The cost-benefit analysis of the KiVa program in this study showed an asymmetrical distribution of the costs and benefits. Most of the costs are made by the schools, whereas most of the benefits are on the individual or societal level (including individual mental and physical health benefits that may be expected but were not included to the model). In addition, the costs for implementing an anti-bullying program such as KiVa are made directly, whereas the expected benefits used in this study (increase in income) are determined in the long term. There are direct benefits of the use of an anti-bullying program for schools, such as a safer atmosphere in the classroom, which makes teaching less of a burden to teachers, and improvements in students’ school performance, academic motivation, and school well-being (Salmivalli et al. 2011). Other direct benefits may be improvements in the satisfaction of parents. However, it can be doubted whether schools perceive these benefits as larger than the resources they have to offer (financial and time investments) for implementing a school-wide program as KiVa. Schools have many priorities and can spend their resources only once. For this reason, it could be justified that governments with a long-term perspective, on behalf of society as a whole, contribute to investments in the implementation of validated, effective anti-bullying programs such as KiVa. The return-on-investment is expected to be positive; with investments expected to return more than four times in the long term. It is well-known that investments in (early) childhood affect the productivity in later life positively (Heckman 2006).

Because the KiVa anti-bullying program is currently implemented in several countries (see, it is important for future research to investigate whether a positive cost-benefit ratio for KiVa can also be obtained in other countries with different empirical results and different costs for implementing the program, such as teacher salaries (see for a first attempt for Finland: Persson et al. 2018; see for the Olweus bullying prevention program: Beckman and Svensson 2015). Given that KiVa has been evaluated in Finland in an RCT (Kärnä et al. 2011b) and nationwide (Kärnä et al. 2011a) as well as in Italy (Nocentini and Menesini 2016), it would be possible to collect all the necessary information that served as input for the models used in the current study (see for the UK: Clarkson et al. 2019).

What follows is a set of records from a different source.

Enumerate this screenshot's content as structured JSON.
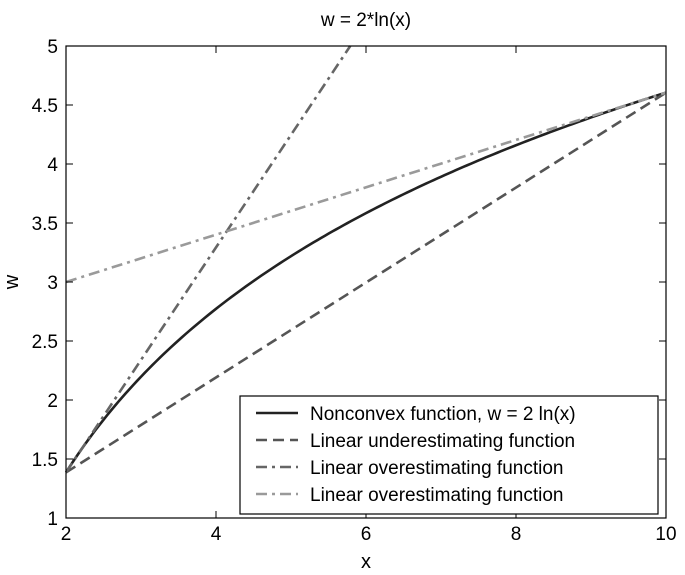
{
  "chart_data": {
    "type": "line",
    "title": "w = 2*ln(x)",
    "xlabel": "x",
    "ylabel": "w",
    "xlim": [
      2,
      10
    ],
    "ylim": [
      1,
      5
    ],
    "xticks": [
      2,
      4,
      6,
      8,
      10
    ],
    "xtick_labels": [
      "2",
      "4",
      "6",
      "8",
      "10"
    ],
    "yticks": [
      1,
      1.5,
      2,
      2.5,
      3,
      3.5,
      4,
      4.5,
      5
    ],
    "ytick_labels": [
      "1",
      "1.5",
      "2",
      "2.5",
      "3",
      "3.5",
      "4",
      "4.5",
      "5"
    ],
    "grid": false,
    "legend_position": "bottom-right",
    "series": [
      {
        "name": "Nonconvex function, w = 2 ln(x)",
        "style": "solid",
        "color": "#222222",
        "x": [
          2,
          2.5,
          3,
          3.5,
          4,
          4.5,
          5,
          5.5,
          6,
          6.5,
          7,
          7.5,
          8,
          8.5,
          9,
          9.5,
          10
        ],
        "y": [
          1.386,
          1.833,
          2.197,
          2.506,
          2.773,
          3.008,
          3.219,
          3.409,
          3.584,
          3.744,
          3.892,
          4.03,
          4.159,
          4.28,
          4.394,
          4.503,
          4.605
        ]
      },
      {
        "name": "Linear underestimating function",
        "style": "dashed",
        "color": "#555555",
        "x": [
          2,
          10
        ],
        "y": [
          1.386,
          4.605
        ]
      },
      {
        "name": "Linear overestimating function",
        "style": "dashdot",
        "color": "#666666",
        "x": [
          2,
          5.79
        ],
        "y": [
          1.386,
          5
        ]
      },
      {
        "name": "Linear overestimating function",
        "style": "dashdot",
        "color": "#9a9a9a",
        "x": [
          2,
          10
        ],
        "y": [
          3.0,
          4.605
        ]
      }
    ]
  }
}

Moreover, future research may do well to quantify other expected benefits of a reduction in victimization, in addition to the income effects. Examples are mental and physical health problems for victims, and detrimental outcomes for bullies, bystanders, and adults. Some of these attempts have been made recently (Brimblecombe et al. 2018; McDaid et al. 2017; Persson et al. 2018). Another suggestion for future research is to investigate the willingness to pay to reduce bullying from the payers perspective (which can be schools or governments), to investigate how a quality adjusted life year (QALY) is valued (see Persson et al. 2018). A solid quantification of expected costs and benefits in both the short and long term may convince policy makers and school staff to invest in validated, effective anti-bullying programs. These programs have shown to improve the well-being and quality of life of many children, adolescents, and adults substantively.